Kışın sonundan beri bir kilo verme telaşıdır başladı. Bütün gazetelerde diyet programları falan yayınlanıyor. Komşularımın her birinin elinde birer gazete o diyet senin, bu diyet benim uygulamaya çalışıyorlar. Hiç bu diyet benim vücuduma uygun mu, sağlığımı tehlikeye sokar mı diye düşünmüyorlar. Bu işin kuralı az yemek evlatlarım. Böylelikle o saçma sapan kibrit kutusu kadar peynirmiş, üç tane zeytinmiş, öyle adını sanını duymadığımız tuhaf sebzelermiş bunlara gerek kalmaz. Denize de girersiniz, bikini de giyersiniz evlatlarım.

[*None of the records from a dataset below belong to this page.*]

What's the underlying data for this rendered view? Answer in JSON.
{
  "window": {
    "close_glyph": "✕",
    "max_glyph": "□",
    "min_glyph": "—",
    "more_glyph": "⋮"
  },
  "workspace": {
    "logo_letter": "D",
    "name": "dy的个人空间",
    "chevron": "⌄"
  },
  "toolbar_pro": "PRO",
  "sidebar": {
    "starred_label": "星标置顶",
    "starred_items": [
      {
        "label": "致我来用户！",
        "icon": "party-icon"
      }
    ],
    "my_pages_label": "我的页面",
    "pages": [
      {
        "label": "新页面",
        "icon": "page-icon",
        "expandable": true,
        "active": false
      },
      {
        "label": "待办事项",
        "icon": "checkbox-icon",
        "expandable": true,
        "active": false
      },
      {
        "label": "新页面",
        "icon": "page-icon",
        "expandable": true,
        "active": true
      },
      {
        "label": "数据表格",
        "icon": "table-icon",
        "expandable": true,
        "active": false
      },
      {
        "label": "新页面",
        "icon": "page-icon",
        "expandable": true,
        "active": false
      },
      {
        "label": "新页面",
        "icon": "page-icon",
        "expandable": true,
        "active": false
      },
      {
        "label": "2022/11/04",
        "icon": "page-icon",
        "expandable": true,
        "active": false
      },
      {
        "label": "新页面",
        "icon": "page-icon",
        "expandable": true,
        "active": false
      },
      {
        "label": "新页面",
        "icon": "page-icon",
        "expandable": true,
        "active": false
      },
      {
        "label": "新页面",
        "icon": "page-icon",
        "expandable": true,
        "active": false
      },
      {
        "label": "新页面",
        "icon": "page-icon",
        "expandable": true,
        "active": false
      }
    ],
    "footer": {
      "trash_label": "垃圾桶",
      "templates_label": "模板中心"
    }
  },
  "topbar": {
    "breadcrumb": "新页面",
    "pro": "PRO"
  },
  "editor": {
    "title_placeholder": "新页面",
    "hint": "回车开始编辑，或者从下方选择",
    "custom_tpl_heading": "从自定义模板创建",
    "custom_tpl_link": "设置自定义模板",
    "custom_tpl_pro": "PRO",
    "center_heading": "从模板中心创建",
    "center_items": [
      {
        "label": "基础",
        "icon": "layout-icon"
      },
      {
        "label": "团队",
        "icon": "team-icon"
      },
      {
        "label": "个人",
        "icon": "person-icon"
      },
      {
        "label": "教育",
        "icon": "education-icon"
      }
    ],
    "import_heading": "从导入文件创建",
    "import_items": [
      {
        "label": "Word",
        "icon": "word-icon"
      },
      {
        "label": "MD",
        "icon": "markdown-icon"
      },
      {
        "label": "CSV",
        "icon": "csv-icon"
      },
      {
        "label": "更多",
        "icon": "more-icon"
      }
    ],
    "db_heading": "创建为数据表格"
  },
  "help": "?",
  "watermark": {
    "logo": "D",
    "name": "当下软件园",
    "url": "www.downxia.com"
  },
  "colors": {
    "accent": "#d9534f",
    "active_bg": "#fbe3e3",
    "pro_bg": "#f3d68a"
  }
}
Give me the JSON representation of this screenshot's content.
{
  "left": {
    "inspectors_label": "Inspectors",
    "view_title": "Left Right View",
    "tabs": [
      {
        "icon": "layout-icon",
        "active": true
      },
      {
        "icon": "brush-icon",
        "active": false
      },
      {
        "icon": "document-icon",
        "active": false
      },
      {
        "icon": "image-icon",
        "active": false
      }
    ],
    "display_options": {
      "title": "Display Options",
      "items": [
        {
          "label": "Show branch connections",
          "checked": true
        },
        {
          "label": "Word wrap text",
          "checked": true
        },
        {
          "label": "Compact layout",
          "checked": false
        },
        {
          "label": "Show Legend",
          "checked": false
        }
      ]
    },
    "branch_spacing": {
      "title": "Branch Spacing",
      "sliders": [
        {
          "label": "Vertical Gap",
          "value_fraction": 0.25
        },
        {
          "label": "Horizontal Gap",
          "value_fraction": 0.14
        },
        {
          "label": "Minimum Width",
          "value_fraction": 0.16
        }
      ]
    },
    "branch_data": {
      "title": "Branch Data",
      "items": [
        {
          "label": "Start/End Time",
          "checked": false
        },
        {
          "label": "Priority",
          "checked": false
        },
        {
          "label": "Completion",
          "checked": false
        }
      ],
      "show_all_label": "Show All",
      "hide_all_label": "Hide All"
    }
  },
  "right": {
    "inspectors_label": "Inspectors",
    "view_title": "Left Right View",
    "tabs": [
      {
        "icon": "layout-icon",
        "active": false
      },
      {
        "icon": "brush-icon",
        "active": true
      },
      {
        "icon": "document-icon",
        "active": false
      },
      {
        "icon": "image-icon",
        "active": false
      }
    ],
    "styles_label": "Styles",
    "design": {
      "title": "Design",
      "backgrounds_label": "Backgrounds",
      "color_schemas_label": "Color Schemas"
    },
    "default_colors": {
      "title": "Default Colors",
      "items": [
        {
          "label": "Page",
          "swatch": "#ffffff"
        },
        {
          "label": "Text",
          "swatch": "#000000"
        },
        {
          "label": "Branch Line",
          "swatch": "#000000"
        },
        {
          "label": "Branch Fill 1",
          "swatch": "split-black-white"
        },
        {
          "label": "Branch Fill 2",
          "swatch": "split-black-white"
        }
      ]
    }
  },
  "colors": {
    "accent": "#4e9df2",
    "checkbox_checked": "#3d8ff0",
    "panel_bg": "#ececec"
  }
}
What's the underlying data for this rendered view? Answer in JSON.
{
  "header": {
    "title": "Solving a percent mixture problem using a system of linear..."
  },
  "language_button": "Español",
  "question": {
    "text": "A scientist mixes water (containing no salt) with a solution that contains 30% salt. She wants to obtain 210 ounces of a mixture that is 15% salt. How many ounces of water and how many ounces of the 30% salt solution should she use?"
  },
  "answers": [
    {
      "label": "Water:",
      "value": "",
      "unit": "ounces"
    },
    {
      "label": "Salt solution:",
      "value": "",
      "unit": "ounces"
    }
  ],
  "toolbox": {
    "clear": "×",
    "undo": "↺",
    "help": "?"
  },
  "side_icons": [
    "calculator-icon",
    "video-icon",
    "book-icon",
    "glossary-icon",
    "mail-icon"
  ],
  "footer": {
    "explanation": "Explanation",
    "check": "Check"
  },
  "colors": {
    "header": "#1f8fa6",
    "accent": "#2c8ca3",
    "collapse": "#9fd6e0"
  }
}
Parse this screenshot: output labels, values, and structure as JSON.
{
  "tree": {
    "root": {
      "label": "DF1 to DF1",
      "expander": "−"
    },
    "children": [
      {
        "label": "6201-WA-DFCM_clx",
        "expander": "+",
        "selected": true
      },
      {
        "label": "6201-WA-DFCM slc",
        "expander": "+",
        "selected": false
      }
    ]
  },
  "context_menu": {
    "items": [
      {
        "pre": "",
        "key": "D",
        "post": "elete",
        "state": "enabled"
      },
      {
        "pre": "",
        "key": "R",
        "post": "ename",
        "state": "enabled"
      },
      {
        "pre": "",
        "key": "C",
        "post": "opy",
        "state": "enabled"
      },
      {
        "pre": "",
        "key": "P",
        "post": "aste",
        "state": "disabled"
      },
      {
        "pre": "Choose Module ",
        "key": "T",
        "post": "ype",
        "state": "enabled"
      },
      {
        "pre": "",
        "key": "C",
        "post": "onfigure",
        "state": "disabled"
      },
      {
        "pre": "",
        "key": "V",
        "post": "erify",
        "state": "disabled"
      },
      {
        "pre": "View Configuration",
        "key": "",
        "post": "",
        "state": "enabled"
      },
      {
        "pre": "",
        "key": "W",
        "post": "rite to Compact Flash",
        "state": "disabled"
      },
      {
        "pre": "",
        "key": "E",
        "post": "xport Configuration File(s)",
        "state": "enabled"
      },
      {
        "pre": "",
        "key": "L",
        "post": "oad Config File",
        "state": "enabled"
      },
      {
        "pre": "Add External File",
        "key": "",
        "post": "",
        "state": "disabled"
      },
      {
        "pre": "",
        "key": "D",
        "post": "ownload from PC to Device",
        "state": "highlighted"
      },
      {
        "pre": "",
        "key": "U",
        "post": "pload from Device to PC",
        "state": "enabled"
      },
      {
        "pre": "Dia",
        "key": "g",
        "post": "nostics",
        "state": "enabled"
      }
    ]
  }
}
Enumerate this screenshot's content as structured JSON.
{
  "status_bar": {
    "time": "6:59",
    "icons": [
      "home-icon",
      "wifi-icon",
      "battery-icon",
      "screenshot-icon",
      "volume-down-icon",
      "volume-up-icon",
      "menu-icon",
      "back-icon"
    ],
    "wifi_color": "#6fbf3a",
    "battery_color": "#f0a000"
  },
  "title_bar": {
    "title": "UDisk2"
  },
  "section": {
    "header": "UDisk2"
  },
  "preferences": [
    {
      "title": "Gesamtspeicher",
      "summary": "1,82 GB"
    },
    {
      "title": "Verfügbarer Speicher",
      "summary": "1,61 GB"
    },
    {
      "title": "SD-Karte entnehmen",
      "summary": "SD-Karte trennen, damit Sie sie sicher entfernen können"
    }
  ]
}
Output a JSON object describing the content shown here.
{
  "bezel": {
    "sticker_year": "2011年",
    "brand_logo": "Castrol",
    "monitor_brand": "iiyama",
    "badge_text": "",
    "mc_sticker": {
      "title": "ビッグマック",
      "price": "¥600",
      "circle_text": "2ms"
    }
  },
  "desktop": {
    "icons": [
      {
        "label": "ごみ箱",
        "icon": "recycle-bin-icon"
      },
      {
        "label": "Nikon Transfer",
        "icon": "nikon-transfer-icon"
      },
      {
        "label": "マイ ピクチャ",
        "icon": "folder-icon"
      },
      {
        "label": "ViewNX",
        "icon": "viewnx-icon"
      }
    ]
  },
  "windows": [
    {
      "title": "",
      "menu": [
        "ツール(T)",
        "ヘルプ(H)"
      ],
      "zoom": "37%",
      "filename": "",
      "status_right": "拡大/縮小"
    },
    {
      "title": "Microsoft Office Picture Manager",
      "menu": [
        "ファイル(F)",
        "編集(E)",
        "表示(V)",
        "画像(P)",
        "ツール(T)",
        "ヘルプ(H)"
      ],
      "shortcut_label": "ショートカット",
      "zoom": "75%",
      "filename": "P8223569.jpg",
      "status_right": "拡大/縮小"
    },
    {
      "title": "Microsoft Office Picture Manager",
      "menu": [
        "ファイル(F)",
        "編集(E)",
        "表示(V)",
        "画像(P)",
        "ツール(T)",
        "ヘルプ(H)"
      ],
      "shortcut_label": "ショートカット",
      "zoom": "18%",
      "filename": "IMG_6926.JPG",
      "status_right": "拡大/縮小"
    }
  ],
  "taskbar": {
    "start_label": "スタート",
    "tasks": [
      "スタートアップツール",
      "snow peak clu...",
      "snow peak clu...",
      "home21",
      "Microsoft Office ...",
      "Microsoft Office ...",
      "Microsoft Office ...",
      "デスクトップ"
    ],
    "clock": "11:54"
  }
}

*** Dün akşam oturmuş bu konuda düşünürken, kanalları zaplamaya başladım. Yine şu feci program İkinci Bahar'a denk geldim çocuklarım. Üç kuruş para için onurunu satan insanlarla karşılaştım. Orada bir çift var, aslında çift falan değil. Kadın hediyelere kavuşabilmek için ısrarla adamla evlenmek istiyor. Adam kıza yüz vermiyor. Kız da evde kalan diğer yarışmacılara adamla konuşsunlar, ikna etsinler diye baskı yapıyor. Böyle bir rezillik görmedim. Neden sonra aklıma Özlem Yıldız geldi. Onun da evlenme meraklısı yarışmacılardan farkı yok evlatlarım.
*** Kızcağız sosyeteye girip, zengin bir koca bulmak için kendisini yırtıyor. Anneannem evde kalmış kızlar için söylerdi. Alan yok, satanı ne yapayım diye... Anneannemin ruhu şad olsun...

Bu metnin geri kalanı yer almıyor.